After twenty years of reform in Chicago, “Racial gaps in achievement have steadily increased, with White students making more progress than Latino students, and African American students falling behind all other groups.” (Consortium on Chicago School Research at the University of Chicago, Trends in Chicago’s Schools across Three Eras of Reform: Summary of Key Findings, 2011, p. 1) 

In 1995 African Americans comprised 45 percent of the teaching force in Chicago. Today, after a decade of closing neighborhood public schools and opening charters, just 19 percent of city teachers are African American. About 42 percent of their students are African American. “[T]he private managers who run charter schools tend to favor rookie teachers who are younger and far less likely to be minorities, studies have shown.” (Reuters, September 10, 2012)

Chicago spends $7,946 a year on instruction per student. This is well below the wealthiest suburban Chicago districts. (Reuters, September 9, 2012)
According to recommendations of the American School Counselors Association, there should be about 1,600 counselors working in the Chicago public schools. Instead there are only 731. Much of the workday of these counselors consists of coordinating test administration and paperwork. (The Schools Chicago’s Students Deserve, p. 10)

Some 42 percent of neighborhood elementary schools are not funded for a full-time arts teacher or music teacher. (data from the Chicago Public Schools Position Roster, 2011, received by FOIA request, in The Schools Chicago’s Students Deserve, Chicago Teachers Union report, 2012, p. 5)
The tax funds collected for Chicago’s “tax-increment financing” program (TIF) are supposed to be used for development in blighted communities. More than $857 million has been spent on school construction projects, but the Chicago Teachers Union has long contended that the neediest schools were getting a disproportionately small portion of the money.

The union was correct. A June 2012 research brief prepared by Roosevelt University Sociologist Stephanie Farmer concludes:
“…the TIF program is contributing to income and race/ethnicity place-based inequality in the city of Chicago.…White communities are overrepresented in TIF revenues allocated to school construction programs….School construction projects funded by TIF revenues favor exclusive schools (selective enrollment schools, charter schools and magnet schools, etc.) while underfunding inclusive neighborhood area attendance schools. This is directly playing a role in the move toward an inequitable, two-tiered public education system.” (Tax Increment Financing and Chicago Public Schools Construction Projects, p. 7)
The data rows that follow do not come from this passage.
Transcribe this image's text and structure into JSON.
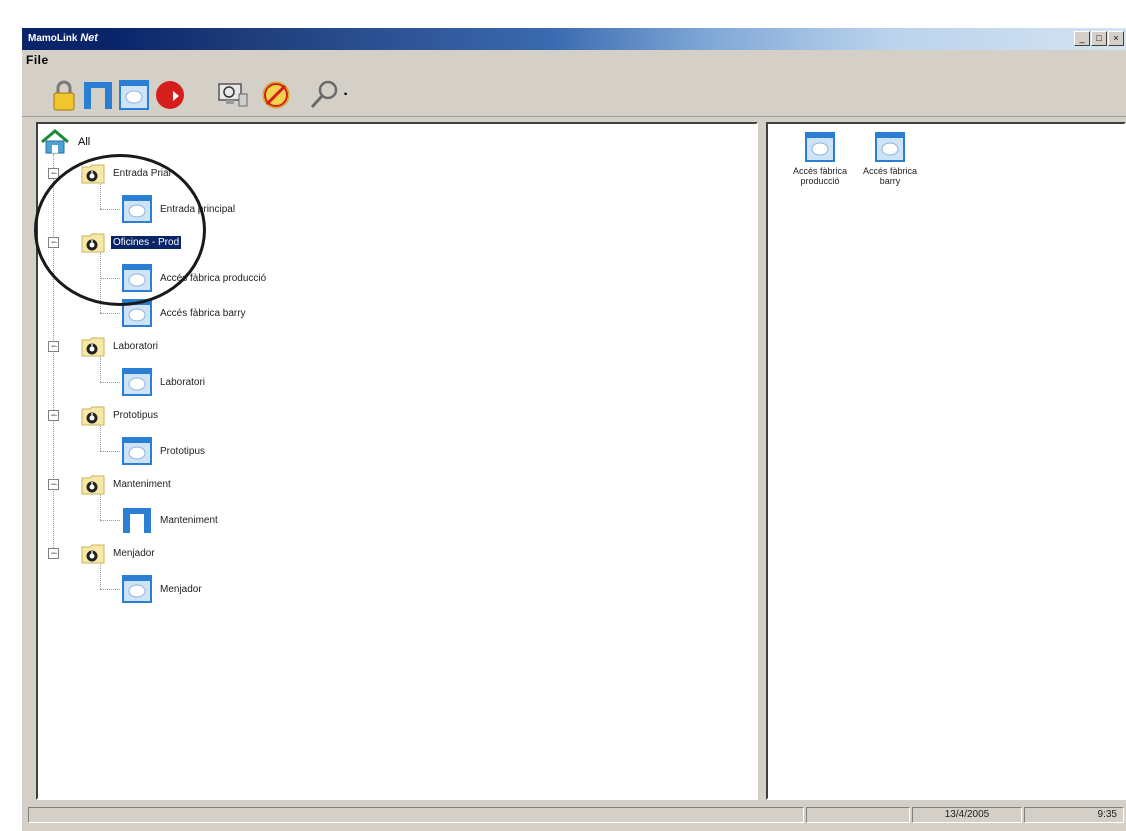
{
  "window": {
    "title_prefix": "MamoLink",
    "title_suffix": "Net",
    "minimize_glyph": "_",
    "maximize_glyph": "□",
    "close_glyph": "×"
  },
  "menu": {
    "file_label": "File"
  },
  "toolbar": {
    "icons": [
      "lock-icon",
      "door-gate-icon",
      "door-card-icon",
      "red-arrow-icon",
      "monitor-magnify-icon",
      "block-clock-icon",
      "key-search-icon"
    ],
    "dropdown_glyph": "·"
  },
  "tree": {
    "root_label": "All",
    "expander_glyph": "−",
    "groups": [
      {
        "label": "Entrada Prial",
        "selected": false,
        "children": [
          {
            "label": "Entrada principal",
            "icon": "door-card-icon"
          }
        ]
      },
      {
        "label": "Oficines - Prod",
        "selected": true,
        "children": [
          {
            "label": "Accés fàbrica producció",
            "icon": "door-card-icon"
          },
          {
            "label": "Accés fàbrica barry",
            "icon": "door-card-icon"
          }
        ]
      },
      {
        "label": "Laboratori",
        "selected": false,
        "children": [
          {
            "label": "Laboratori",
            "icon": "door-card-icon"
          }
        ]
      },
      {
        "label": "Prototipus",
        "selected": false,
        "children": [
          {
            "label": "Prototipus",
            "icon": "door-card-icon"
          }
        ]
      },
      {
        "label": "Manteniment",
        "selected": false,
        "children": [
          {
            "label": "Manteniment",
            "icon": "door-gate-icon"
          }
        ]
      },
      {
        "label": "Menjador",
        "selected": false,
        "children": [
          {
            "label": "Menjador",
            "icon": "door-card-icon"
          }
        ]
      }
    ]
  },
  "list": {
    "items": [
      {
        "label": "Accés fàbrica producció"
      },
      {
        "label": "Accés fàbrica barry"
      }
    ]
  },
  "status": {
    "date": "13/4/2005",
    "time": "9:35"
  },
  "colors": {
    "titlebar_dark": "#0a246a",
    "chrome": "#d4d0c8",
    "selection": "#0a246a",
    "door_blue": "#2a7fd4"
  }
}
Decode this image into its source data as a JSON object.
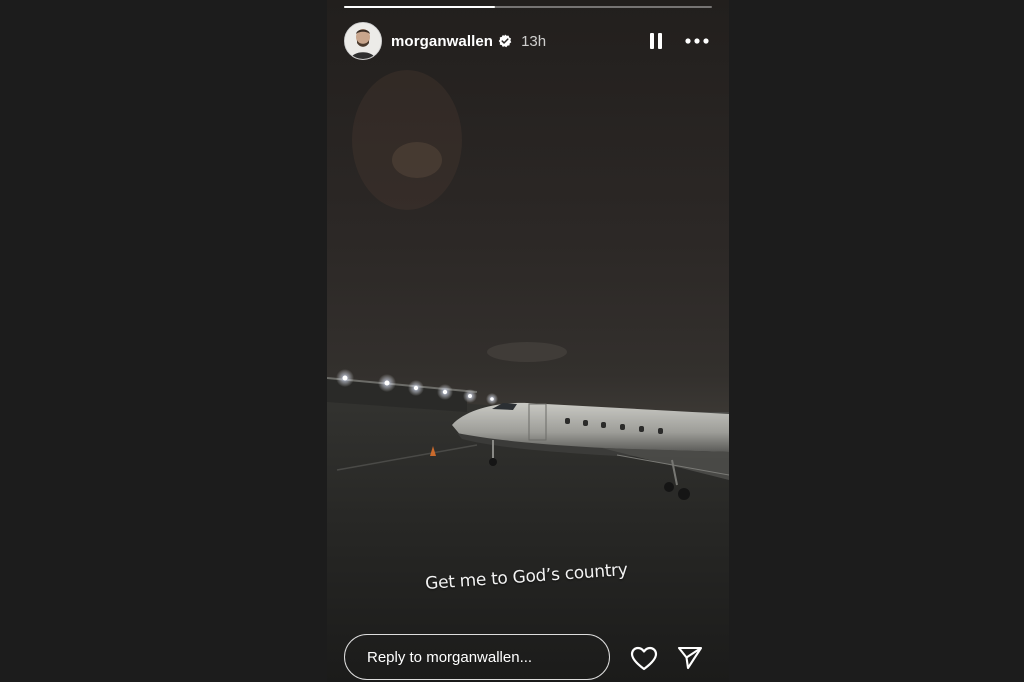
{
  "story": {
    "progress_fraction": 0.41,
    "user": {
      "username": "morganwallen",
      "verified": true,
      "time_ago": "13h"
    },
    "caption": "Get me to God’s country",
    "reply_placeholder": "Reply to morganwallen...",
    "icons": {
      "pause": "pause-icon",
      "more": "more-horizontal-icon",
      "like": "heart-icon",
      "share": "send-paper-plane-icon",
      "verified": "verified-badge-icon"
    }
  },
  "colors": {
    "page_background": "#1c1c1c",
    "story_sky": "#2a2725",
    "tarmac": "#252624",
    "text": "#ffffff"
  }
}
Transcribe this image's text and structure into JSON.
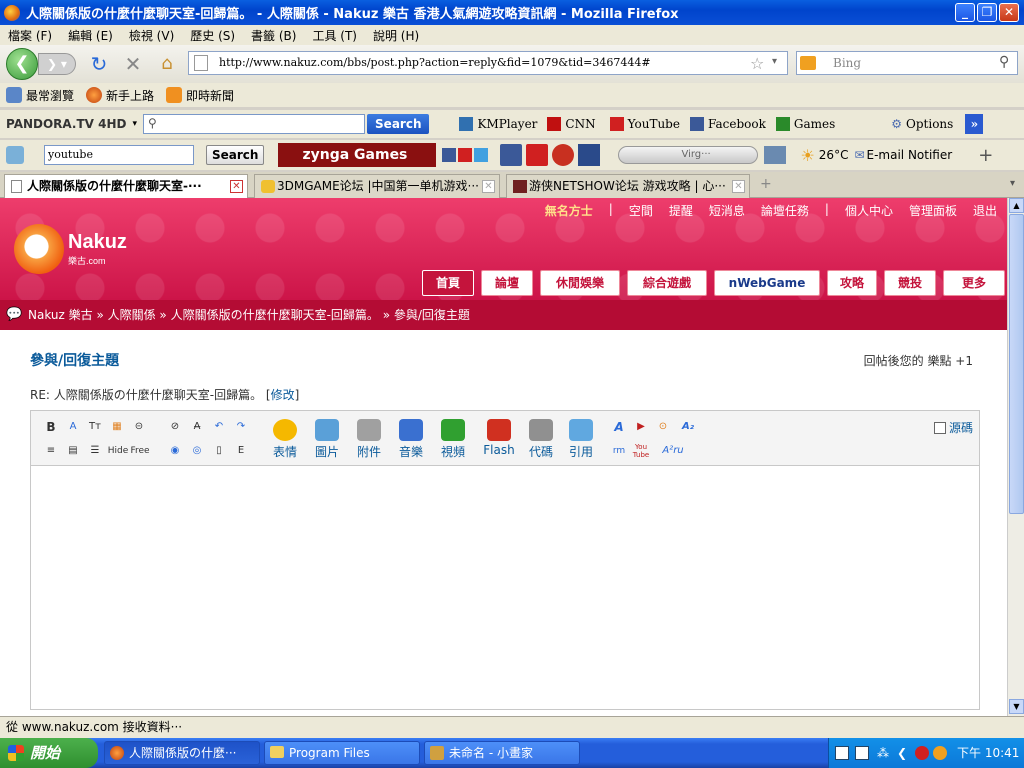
{
  "window": {
    "title": "人際關係版の什麼什麼聊天室-回歸篇。 - 人際關係 - Nakuz 樂古 香港人氣網遊攻略資訊網 - Mozilla Firefox",
    "minimize": "_",
    "maximize": "❐",
    "close": "✕"
  },
  "menu": [
    "檔案 (F)",
    "編輯 (E)",
    "檢視 (V)",
    "歷史 (S)",
    "書籤 (B)",
    "工具 (T)",
    "說明 (H)"
  ],
  "nav": {
    "url": "http://www.nakuz.com/bbs/post.php?action=reply&fid=1079&tid=3467444#",
    "search_placeholder": "Bing"
  },
  "bookmarks": [
    "最常瀏覽",
    "新手上路",
    "即時新聞"
  ],
  "toolbar1": {
    "pandora": "PANDORA.TV 4HD",
    "ask_search": "Search",
    "kmplayer": "KMPlayer",
    "cnn": "CNN",
    "youtube": "YouTube",
    "facebook": "Facebook",
    "games": "Games",
    "options": "Options"
  },
  "toolbar2": {
    "search_value": "youtube",
    "search_btn": "Search",
    "zynga": "zynga Games",
    "player": "Virg···",
    "weather": "26°C",
    "email": "E-mail Notifier"
  },
  "tabs": [
    {
      "label": "人際關係版の什麼什麼聊天室-···"
    },
    {
      "label": "3DMGAME论坛 |中国第一单机游戏···"
    },
    {
      "label": "游侠NETSHOW论坛 游戏攻略 | 心···"
    }
  ],
  "site": {
    "toplinks": [
      "無名方士",
      "|",
      "空間",
      "提醒",
      "短消息",
      "論壇任務",
      "|",
      "個人中心",
      "管理面板",
      "退出"
    ],
    "logo": "Nakuz",
    "logo_sub": "樂古.com",
    "navtabs": [
      "首頁",
      "論壇",
      "休閒娛樂",
      "綜合遊戲",
      "nWebGame",
      "攻略",
      "競投",
      "更多"
    ],
    "breadcrumb": "Nakuz 樂古 » 人際關係 » 人際關係版の什麼什麼聊天室-回歸篇。 » 參與/回復主題",
    "section_title": "參與/回復主題",
    "reward": "回帖後您的 樂點 +1",
    "re_prefix": "RE: 人際關係版の什麼什麼聊天室-回歸篇。 [",
    "re_edit": "修改",
    "re_suffix": "]"
  },
  "editor": {
    "small_tools_row1": [
      "B",
      "A",
      "Tт",
      "▦",
      "⊝",
      "⊘",
      "A̶",
      "↶",
      "↷"
    ],
    "small_tools_row2": [
      "≡",
      "▤",
      "☰",
      "Hide",
      "Free",
      "◉",
      "◎",
      "▯",
      "E"
    ],
    "big_tools": [
      {
        "label": "表情",
        "color": "#f5b800"
      },
      {
        "label": "圖片",
        "color": "#5aa0d8"
      },
      {
        "label": "附件",
        "color": "#a0a0a0"
      },
      {
        "label": "音樂",
        "color": "#3a70d0"
      },
      {
        "label": "視頻",
        "color": "#30a030"
      },
      {
        "label": "Flash",
        "color": "#d03020"
      },
      {
        "label": "代碼",
        "color": "#909090"
      },
      {
        "label": "引用",
        "color": "#60a8e0"
      }
    ],
    "right_tools": [
      "A",
      "▶",
      "⊙",
      "A₂",
      "rm",
      "You Tube",
      "A²ru"
    ],
    "source_code": "源碼"
  },
  "status": "從 www.nakuz.com 接收資料···",
  "taskbar": {
    "start": "開始",
    "tasks": [
      "人際關係版の什麼···",
      "Program Files",
      "未命名 - 小畫家"
    ],
    "clock": "下午 10:41"
  }
}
According to the authors of a report on the mayor-appointed Board of Education,
“Board members generally do not attend hearings related to school closings. Instead, the Board hires hearing officers to take two-minute testimonies from community members, teachers, parents, and students. At the February 2009 meeting [under Mayor Daley], Board members admitted that none of them had read the transcripts of these community hearings even though they were to vote on school closings that day.” (“Should Chicago Have an Elected Representative School Board? A Look at the Evidence,” University of Illinois at Chicago Collaborative for Equity and Justice in Education, February 2011, p. 27)

An independent fact-finder’s report released in July 2012 recommended pay raises of 15-18 percent for Chicago’s public school teachers next year. The Mayor initially offered annual 2 percent raises over the next four years. (Alternet.org, September 10, 2012)

The average primary-school teacher in the United States earns about 67 percent of the salary of the average college-educated worker in the United States. The comparable figure is 82 percent in the O.E.C.D countries. (New York Times, September 11, 2012)

Some 50,000 students attend Chicago’s ninety-six privately operated charter schools. Most of the teachers are non-union; they make about $15,000 to $30,000 less than teachers in the neighborhood public schools. (New York Times, September 12, 2012)

Given all of the above, of course, Chicago’s teachers needed to strike; of course, they deserved our strong support; and, of course, it would be a good thing if they inspired support across the country for other public school teachers to do the same.